Then one day she realises she has company: a mangy-looking fox who starts showing up at her house every afternoon at 4.15pm. She has never had a visitor before. How do you even talk to a fox? She brings out her camping chair, sits as close to him as she dares, and begins reading to him from The Little Prince. Her scientific training has taught her not to anthropomorphise animals, yet as she grows to know him, his personality reveals itself and the two form a powerful bond - shaken only when natural disaster threatens to destroy their woodland refuge.
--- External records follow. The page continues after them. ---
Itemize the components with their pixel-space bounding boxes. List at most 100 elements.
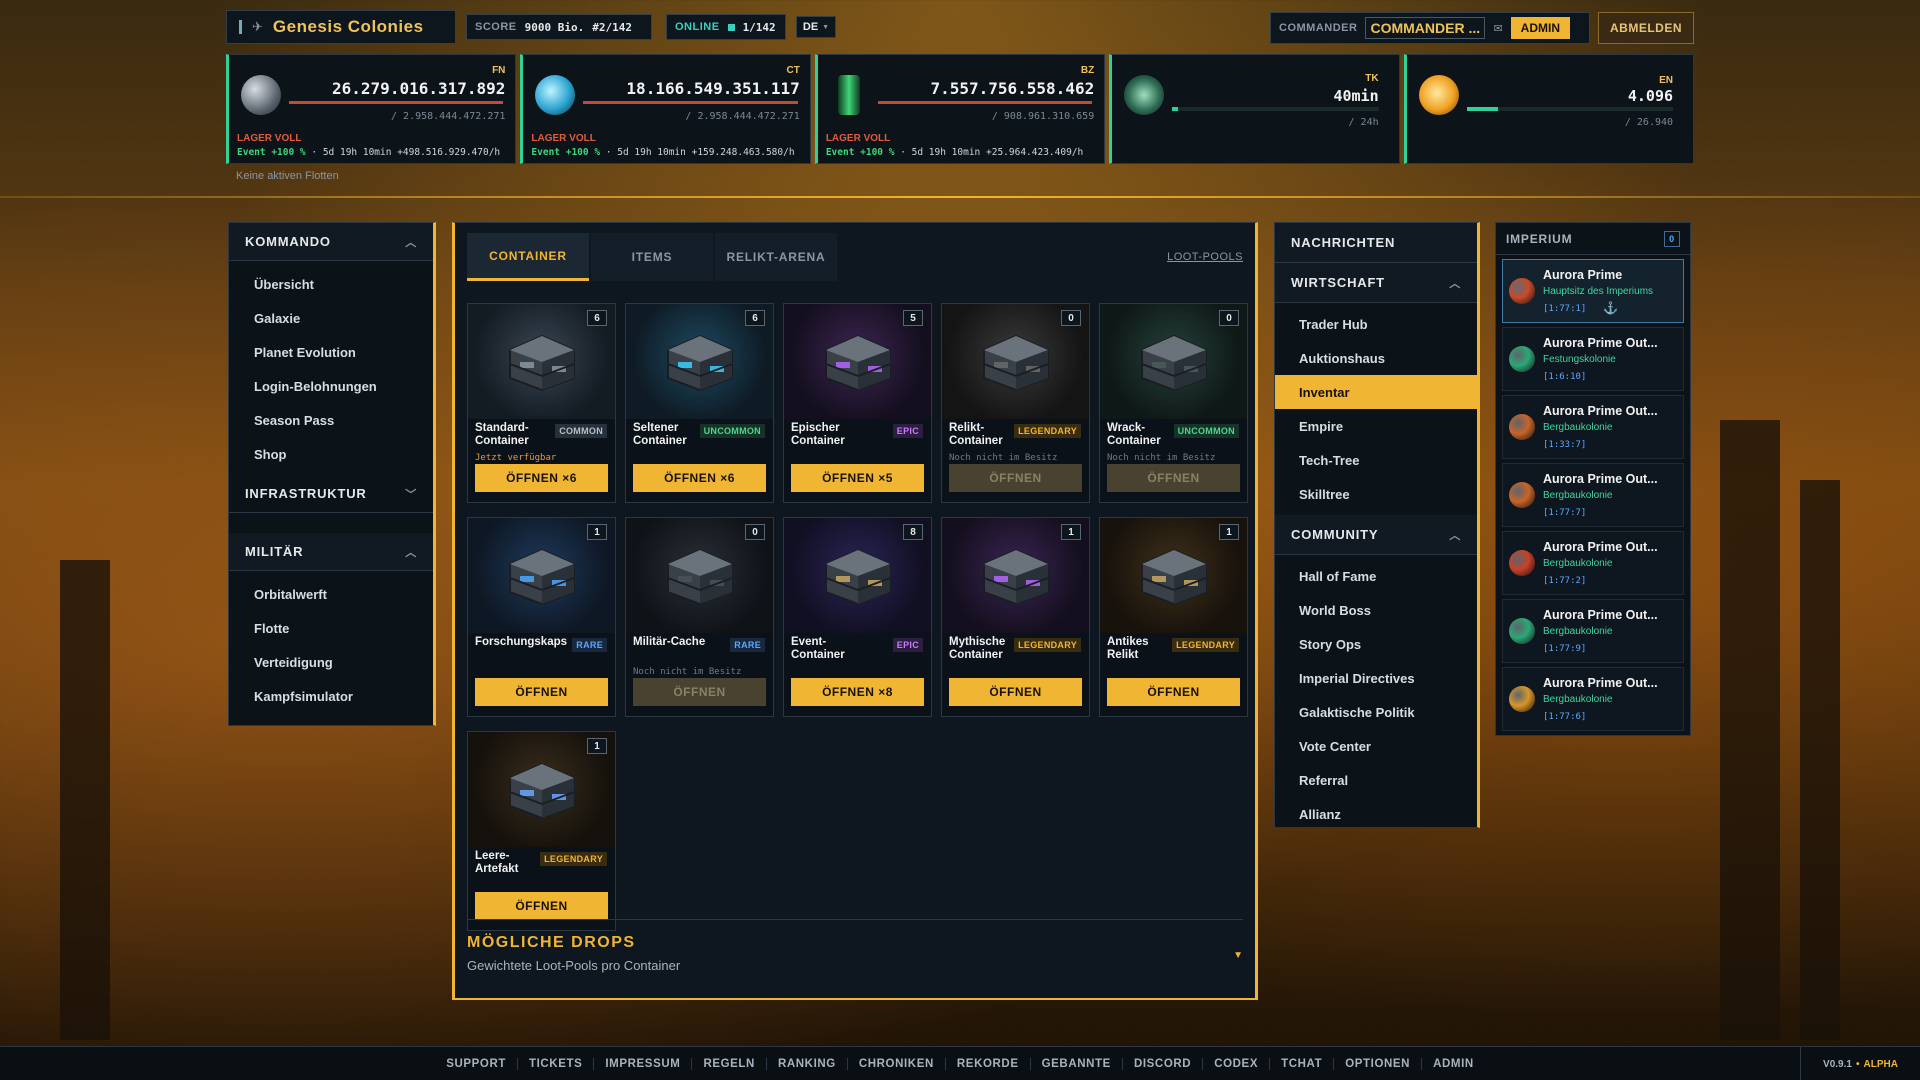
footer-link-ranking[interactable]: RANKING [767, 1057, 848, 1070]
nav-item-inventar[interactable]: Inventar [1275, 375, 1477, 409]
nav-item-vote-center[interactable]: Vote Center [1275, 729, 1477, 763]
logout-button[interactable]: ABMELDEN [1598, 12, 1694, 44]
colony-item[interactable]: Aurora Prime Out... Festungskolonie [1:6… [1502, 327, 1684, 391]
footer-link-chroniken[interactable]: CHRONIKEN [848, 1057, 946, 1070]
nav-item-uebersicht[interactable]: Übersicht [229, 267, 433, 301]
brand[interactable]: ✈ Genesis Colonies [226, 10, 456, 44]
nav-item-empire[interactable]: Empire [1275, 409, 1477, 443]
nav-item-imperial-directives[interactable]: Imperial Directives [1275, 661, 1477, 695]
nav-item-hall-of-fame[interactable]: Hall of Fame [1275, 559, 1477, 593]
nav-item-shop[interactable]: Shop [229, 437, 433, 471]
chevron-down-icon[interactable]: ▼ [1233, 950, 1243, 961]
online-pill: ONLINE 1/142 [666, 14, 786, 40]
footer-link-admin[interactable]: ADMIN [1422, 1058, 1485, 1070]
container-card[interactable]: 8 Event-Container EPIC ÖFFNEN ×8 [783, 517, 932, 717]
colony-item[interactable]: Aurora Prime Out... Bergbaukolonie [1:77… [1502, 667, 1684, 731]
possible-drops-section[interactable]: MÖGLICHE DROPS Gewichtete Loot-Pools pro… [467, 919, 1243, 973]
nav-section-wirtschaft[interactable]: WIRTSCHAFT ︿ [1275, 263, 1477, 303]
resource-en[interactable]: EN 4.096 / 26.940 [1403, 54, 1695, 164]
footer-link-impressum[interactable]: IMPRESSUM [594, 1057, 693, 1070]
colony-name: Aurora Prime Out... [1543, 404, 1658, 418]
footer-link-rekorde[interactable]: REKORDE [946, 1057, 1031, 1070]
commander-name[interactable]: COMMANDER ... [1365, 17, 1486, 39]
nav-section-community[interactable]: COMMUNITY ︿ [1275, 515, 1477, 555]
nav-item-galaktische-politik[interactable]: Galaktische Politik [1275, 695, 1477, 729]
container-card[interactable]: 6 Seltener Container UNCOMMON ÖFFNEN ×6 [625, 303, 774, 503]
resource-tk[interactable]: TK 40min / 24h [1109, 54, 1400, 164]
nav-item-referral[interactable]: Referral [1275, 763, 1477, 797]
nav-section-kommando[interactable]: KOMMANDO ︿ [229, 223, 433, 261]
open-container-button[interactable]: ÖFFNEN ×6 [475, 464, 608, 492]
colony-item[interactable]: Aurora Prime Out... Bergbaukolonie [1:77… [1502, 599, 1684, 663]
colony-coordinates[interactable]: [1:77:1] [1543, 304, 1586, 314]
nav-section-nachrichten[interactable]: NACHRICHTEN [1275, 223, 1477, 263]
tab-items[interactable]: ITEMS [591, 233, 713, 281]
footer-link-tchat[interactable]: TCHAT [1270, 1057, 1335, 1070]
chevron-up-icon: ︿ [1449, 529, 1461, 542]
colony-item[interactable]: Aurora Prime Out... Bergbaukolonie [1:33… [1502, 395, 1684, 459]
footer-link-regeln[interactable]: REGELN [692, 1057, 767, 1070]
container-card[interactable]: 0 Relikt-Container LEGENDARY Noch nicht … [941, 303, 1090, 503]
open-container-button[interactable]: ÖFFNEN [475, 678, 608, 706]
colony-coordinates[interactable]: [1:77:9] [1543, 644, 1586, 654]
nav-item-story-ops[interactable]: Story Ops [1275, 627, 1477, 661]
nav-item-auktionshaus[interactable]: Auktionshaus [1275, 341, 1477, 375]
nav-item-flotte[interactable]: Flotte [229, 611, 433, 645]
nav-item-login-belohnungen[interactable]: Login-Belohnungen [229, 369, 433, 403]
container-card[interactable]: 0 Militär-Cache RARE Noch nicht im Besit… [625, 517, 774, 717]
open-container-button[interactable]: ÖFFNEN [475, 892, 608, 920]
footer-link-gebannte[interactable]: GEBANNTE [1031, 1057, 1123, 1070]
footer-link-optionen[interactable]: OPTIONEN [1334, 1057, 1423, 1070]
open-container-button[interactable]: ÖFFNEN [949, 678, 1082, 706]
container-card[interactable]: 5 Epischer Container EPIC ÖFFNEN ×5 [783, 303, 932, 503]
footer-link-codex[interactable]: CODEX [1203, 1057, 1271, 1070]
loot-pools-link[interactable]: LOOT-POOLS [1167, 251, 1243, 263]
nav-item-kampfsimulator[interactable]: Kampfsimulator [229, 679, 433, 713]
nav-section-infrastruktur[interactable]: INFRASTRUKTUR ﹀ [229, 475, 433, 513]
open-container-button[interactable]: ÖFFNEN [949, 464, 1082, 492]
nav-item-tech-tree[interactable]: Tech-Tree [1275, 443, 1477, 477]
language-select[interactable]: DE ▼ [796, 16, 836, 38]
resource-fn[interactable]: FN 26.279.016.317.892 / 2.958.444.472.27… [226, 54, 517, 164]
colony-item[interactable]: Aurora Prime Hauptsitz des Imperiums [1:… [1502, 259, 1684, 323]
nav-item-planet-evolution[interactable]: Planet Evolution [229, 335, 433, 369]
footer-link-support[interactable]: SUPPORT [435, 1057, 518, 1070]
nav-item-trader-hub[interactable]: Trader Hub [1275, 307, 1477, 341]
open-container-button[interactable]: ÖFFNEN ×5 [791, 464, 924, 492]
colony-coordinates[interactable]: [1:6:10] [1543, 372, 1586, 382]
nav-item-allianz[interactable]: Allianz [1275, 797, 1477, 831]
nav-item-world-boss[interactable]: World Boss [1275, 593, 1477, 627]
colony-coordinates[interactable]: [1:33:7] [1543, 440, 1586, 450]
container-card[interactable]: 1 Antikes Relikt LEGENDARY ÖFFNEN [1099, 517, 1248, 717]
container-card[interactable]: 1 Mythische Container LEGENDARY ÖFFNEN [941, 517, 1090, 717]
message-icon[interactable]: ✉ [1493, 22, 1502, 35]
resource-status: LAGER VOLL [531, 133, 596, 144]
container-card[interactable]: 0 Wrack-Container UNCOMMON Noch nicht im… [1099, 303, 1248, 503]
resource-ct[interactable]: CT 18.166.549.351.117 / 2.958.444.472.27… [520, 54, 811, 164]
admin-badge[interactable]: ADMIN [1510, 17, 1570, 39]
open-container-button[interactable]: ÖFFNEN [1107, 464, 1240, 492]
container-card[interactable]: 1 Forschungskaps RARE ÖFFNEN [467, 517, 616, 717]
container-card[interactable]: 1 Leere-Artefakt LEGENDARY ÖFFNEN [467, 731, 616, 931]
container-card[interactable]: 6 Standard-Container COMMON Jetzt verfüg… [467, 303, 616, 503]
nav-item-season-pass[interactable]: Season Pass [229, 403, 433, 437]
colony-coordinates[interactable]: [1:77:7] [1543, 508, 1586, 518]
nav-section-militaer[interactable]: MILITÄR ︿ [229, 533, 433, 571]
nav-item-orbitalwerft[interactable]: Orbitalwerft [229, 577, 433, 611]
open-container-button[interactable]: ÖFFNEN [1107, 678, 1240, 706]
colony-item[interactable]: Aurora Prime Out... Bergbaukolonie [1:77… [1502, 463, 1684, 527]
colony-coordinates[interactable]: [1:77:6] [1543, 712, 1586, 722]
colony-coordinates[interactable]: [1:77:2] [1543, 576, 1586, 586]
resource-bz[interactable]: BZ 7.557.756.558.462 / 908.961.310.659 L… [814, 54, 1106, 164]
open-container-button[interactable]: ÖFFNEN [633, 678, 766, 706]
footer-link-tickets[interactable]: TICKETS [518, 1057, 595, 1070]
nav-item-verteidigung[interactable]: Verteidigung [229, 645, 433, 679]
nav-item-galaxie[interactable]: Galaxie [229, 301, 433, 335]
tab-relikt-arena[interactable]: RELIKT-ARENA [715, 233, 837, 281]
open-container-button[interactable]: ÖFFNEN ×8 [791, 678, 924, 706]
colony-item[interactable]: Aurora Prime Out... Bergbaukolonie [1:77… [1502, 531, 1684, 595]
open-container-button[interactable]: ÖFFNEN ×6 [633, 464, 766, 492]
footer-link-discord[interactable]: DISCORD [1123, 1057, 1204, 1070]
nav-item-skilltree[interactable]: Skilltree [1275, 477, 1477, 511]
tab-container[interactable]: CONTAINER [467, 233, 589, 281]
Fox and I is a story of survival and transformation, a captivating tale of a friendship between two species in a shared habitat, battling against the uncontainable forces of nature on one side and humanity on the other - immersive, original and utterly unforgettable.
PUBLISHERS WEEKLY
Biologist Raven (Forestry) reflects on her relationship with a red fox in her offbeat and charming memoir. After fleeing the abusive household she grew up in, Raven started college at age 16 and worked as a park ranger in Washington's Mount Rainier National Park before earning her doctorate in biology in 1999. Upon graduating, she bought herself a remote parcel of land in Montana and landed a gig teaching classes for the University of Montana Western in Yellowstone National Park. Around this time, a red fox began appearing near her cottage at the same time every afternoon. And so, she writes, "the necessity of entertaining a visitor at 4:15 p.m. each afternoon left me no choice but to read." For "fifteen consecutive days," she read Antoine Saint-Exupéry's The Little Prince to the fox, and the two formed an unusual bond, spending days together hiking through the forest and carrying on imagined conversations. Along with reverently describing her furry friend—who had a "face so innocent that you would have concluded that he never stalked a bluebird, let alone dismembered one"—Raven writes poetically about the flora ("my sun-worshipping tenants") and fauna around her. Rich and meditative, Raven's musings on nature and solitude are delightful company.